Uma reviravolta inesperada marcou os bastidores do futebol feminino brasileiro na tarde desta quarta-feira (07). Por volta das 12h, o investidor e presidente da SAF do Mixto, Dorileo Leal, recebeu uma ligação que mudou completamente o cenário traçado. Do outro lado da linha, o presidente da Confederação Brasileira de Futebol (CBF), Samir Xaud, confirmou o Mixto como representante de Mato Grosso na Série A1 do Campeonato Brasileiro Feminino de 2026.
A confirmação surpreende porque, horas antes, o ambiente era de frustração no clube mato-grossense. Isso porque o Fortaleza havia voltado atrás e anunciado oficialmente sua permanência na elite da modalidade, após inicialmente sinalizar a saída do futebol feminino.
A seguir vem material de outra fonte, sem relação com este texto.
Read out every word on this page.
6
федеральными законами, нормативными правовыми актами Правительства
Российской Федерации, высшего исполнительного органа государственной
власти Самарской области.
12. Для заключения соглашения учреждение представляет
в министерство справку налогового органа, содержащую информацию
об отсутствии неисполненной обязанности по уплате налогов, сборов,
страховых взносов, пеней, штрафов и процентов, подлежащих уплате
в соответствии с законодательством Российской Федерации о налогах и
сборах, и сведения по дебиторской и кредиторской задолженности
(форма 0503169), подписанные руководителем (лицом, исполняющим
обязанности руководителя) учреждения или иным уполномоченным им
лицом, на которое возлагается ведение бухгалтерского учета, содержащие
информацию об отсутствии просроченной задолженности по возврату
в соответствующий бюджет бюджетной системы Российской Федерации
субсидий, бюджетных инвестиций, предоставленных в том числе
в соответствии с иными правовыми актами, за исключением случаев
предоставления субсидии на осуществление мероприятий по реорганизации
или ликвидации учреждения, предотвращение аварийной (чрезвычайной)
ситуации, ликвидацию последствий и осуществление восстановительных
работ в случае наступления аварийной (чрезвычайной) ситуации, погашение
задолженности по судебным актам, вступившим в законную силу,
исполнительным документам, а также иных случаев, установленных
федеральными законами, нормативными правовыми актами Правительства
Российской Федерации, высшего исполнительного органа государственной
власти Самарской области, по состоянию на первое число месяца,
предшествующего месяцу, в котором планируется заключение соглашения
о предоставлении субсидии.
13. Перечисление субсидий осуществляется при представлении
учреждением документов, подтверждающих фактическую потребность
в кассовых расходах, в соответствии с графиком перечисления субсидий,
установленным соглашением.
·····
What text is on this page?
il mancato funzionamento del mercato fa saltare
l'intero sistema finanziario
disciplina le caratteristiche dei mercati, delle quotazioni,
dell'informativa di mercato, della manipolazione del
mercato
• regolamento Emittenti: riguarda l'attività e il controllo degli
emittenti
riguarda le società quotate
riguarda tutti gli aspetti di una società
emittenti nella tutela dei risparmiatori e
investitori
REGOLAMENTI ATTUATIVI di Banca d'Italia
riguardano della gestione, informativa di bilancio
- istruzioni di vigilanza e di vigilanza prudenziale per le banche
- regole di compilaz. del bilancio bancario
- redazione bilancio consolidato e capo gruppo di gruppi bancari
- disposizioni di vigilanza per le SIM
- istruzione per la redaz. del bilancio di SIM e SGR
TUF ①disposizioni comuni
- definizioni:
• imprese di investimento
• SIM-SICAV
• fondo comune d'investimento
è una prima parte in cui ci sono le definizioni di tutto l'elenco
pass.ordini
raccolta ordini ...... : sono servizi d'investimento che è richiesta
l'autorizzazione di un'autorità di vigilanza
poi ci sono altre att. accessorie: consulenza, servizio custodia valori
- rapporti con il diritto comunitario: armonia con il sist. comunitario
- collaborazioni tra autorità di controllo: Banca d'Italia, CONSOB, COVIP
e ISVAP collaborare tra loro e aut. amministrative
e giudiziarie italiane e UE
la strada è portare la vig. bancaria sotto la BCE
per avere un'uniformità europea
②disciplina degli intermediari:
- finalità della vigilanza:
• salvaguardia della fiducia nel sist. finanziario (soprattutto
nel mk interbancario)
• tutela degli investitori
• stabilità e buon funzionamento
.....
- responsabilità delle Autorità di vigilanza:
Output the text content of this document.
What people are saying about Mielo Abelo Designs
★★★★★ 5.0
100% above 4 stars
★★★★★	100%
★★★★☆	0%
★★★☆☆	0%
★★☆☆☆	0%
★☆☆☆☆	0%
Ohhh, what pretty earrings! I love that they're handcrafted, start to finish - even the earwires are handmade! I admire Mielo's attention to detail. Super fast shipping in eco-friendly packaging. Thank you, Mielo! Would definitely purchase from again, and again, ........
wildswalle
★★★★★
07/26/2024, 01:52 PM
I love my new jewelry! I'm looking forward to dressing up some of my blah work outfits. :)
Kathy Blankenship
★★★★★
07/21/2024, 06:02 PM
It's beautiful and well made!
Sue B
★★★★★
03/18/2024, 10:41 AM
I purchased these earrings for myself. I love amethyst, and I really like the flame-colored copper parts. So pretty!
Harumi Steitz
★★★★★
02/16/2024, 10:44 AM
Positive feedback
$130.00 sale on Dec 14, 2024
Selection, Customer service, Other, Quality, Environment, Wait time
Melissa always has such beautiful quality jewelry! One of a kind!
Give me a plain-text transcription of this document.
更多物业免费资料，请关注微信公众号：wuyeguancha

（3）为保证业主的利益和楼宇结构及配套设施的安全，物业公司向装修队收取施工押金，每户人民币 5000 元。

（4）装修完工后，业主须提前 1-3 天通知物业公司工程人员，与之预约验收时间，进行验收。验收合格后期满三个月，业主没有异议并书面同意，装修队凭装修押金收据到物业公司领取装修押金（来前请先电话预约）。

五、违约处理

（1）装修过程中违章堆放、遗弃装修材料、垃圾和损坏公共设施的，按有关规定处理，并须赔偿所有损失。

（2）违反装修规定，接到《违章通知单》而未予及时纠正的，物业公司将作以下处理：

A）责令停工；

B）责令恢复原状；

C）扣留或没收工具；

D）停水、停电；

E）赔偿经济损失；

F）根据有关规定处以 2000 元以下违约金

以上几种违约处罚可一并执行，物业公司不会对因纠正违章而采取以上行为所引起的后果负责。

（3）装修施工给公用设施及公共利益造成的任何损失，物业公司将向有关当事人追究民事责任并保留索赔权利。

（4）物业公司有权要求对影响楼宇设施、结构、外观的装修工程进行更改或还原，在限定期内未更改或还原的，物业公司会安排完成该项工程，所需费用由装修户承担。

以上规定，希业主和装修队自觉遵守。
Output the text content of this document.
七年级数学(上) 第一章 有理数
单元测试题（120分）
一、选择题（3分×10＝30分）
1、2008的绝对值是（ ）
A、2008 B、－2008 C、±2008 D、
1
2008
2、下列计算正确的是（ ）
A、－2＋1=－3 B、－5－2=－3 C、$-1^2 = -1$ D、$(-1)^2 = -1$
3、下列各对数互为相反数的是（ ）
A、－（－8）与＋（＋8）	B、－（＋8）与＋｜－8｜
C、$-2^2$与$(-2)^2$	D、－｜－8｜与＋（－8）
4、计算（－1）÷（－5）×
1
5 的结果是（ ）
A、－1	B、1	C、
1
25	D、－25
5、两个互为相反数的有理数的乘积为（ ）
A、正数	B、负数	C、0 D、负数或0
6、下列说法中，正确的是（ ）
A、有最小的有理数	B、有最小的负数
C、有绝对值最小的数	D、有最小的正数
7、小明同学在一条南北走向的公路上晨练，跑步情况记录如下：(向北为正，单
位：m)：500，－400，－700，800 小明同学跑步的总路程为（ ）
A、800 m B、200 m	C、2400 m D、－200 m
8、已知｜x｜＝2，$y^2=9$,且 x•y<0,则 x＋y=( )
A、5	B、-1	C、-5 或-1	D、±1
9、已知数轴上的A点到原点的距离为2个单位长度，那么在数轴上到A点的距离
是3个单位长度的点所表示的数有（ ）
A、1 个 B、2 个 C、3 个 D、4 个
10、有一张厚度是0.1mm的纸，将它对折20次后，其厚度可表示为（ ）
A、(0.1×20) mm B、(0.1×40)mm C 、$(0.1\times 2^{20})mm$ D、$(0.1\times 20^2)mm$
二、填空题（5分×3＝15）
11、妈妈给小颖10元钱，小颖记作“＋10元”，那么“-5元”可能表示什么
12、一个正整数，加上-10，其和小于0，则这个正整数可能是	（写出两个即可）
A decisão do clube cearense, viabilizada por meio de uma parceria com o projeto R4, liderado por Ronaldo Angelim, parecia encerrar as chances do Mixto ocupar uma vaga inédita na principal divisão nacional.
O recuo do Fortaleza ocorreu após forte repercussão negativa no cenário do futebol feminino brasileiro. Entidades da modalidade, atletas, membros de comissões técnicas e profissionais do setor se manifestaram contra a decisão inicial de encerrar os investimentos, levando o clube a reavaliar sua posição e confirmar a continuidade na Série A1.
Antes dessa confirmação, No sábado (03) Leal havia utilizado um grupo oficial do Mixto para anunciar, de forma antecipada, que o clube alvinegro estaria na Série A1. Na ocasião, o dirigente afirmou que, diante das desistências de Fortaleza e Real Brasília, Mixto e Vitória seriam chamados pela CBF para ocupar as vagas abertas. O anúncio gerou grande expectativa entre torcedores e no meio esportivo local.
No comunicado, Dorileo classificou o momento como histórico para o futebol feminino do Mixto e para o estado de Mato Grosso. Ele chegou a projetar confrontos contra potências da modalidade, como Corinthians, Palmeiras, Flamengo, Santos, Grêmio, Internacional, Atlético Mineiro e Botafogo. O dirigente também revelou que o planejamento estava avançado, com cerca de 20 atletas já contratadas e apresentação do elenco marcada para o dia 12 de janeiro.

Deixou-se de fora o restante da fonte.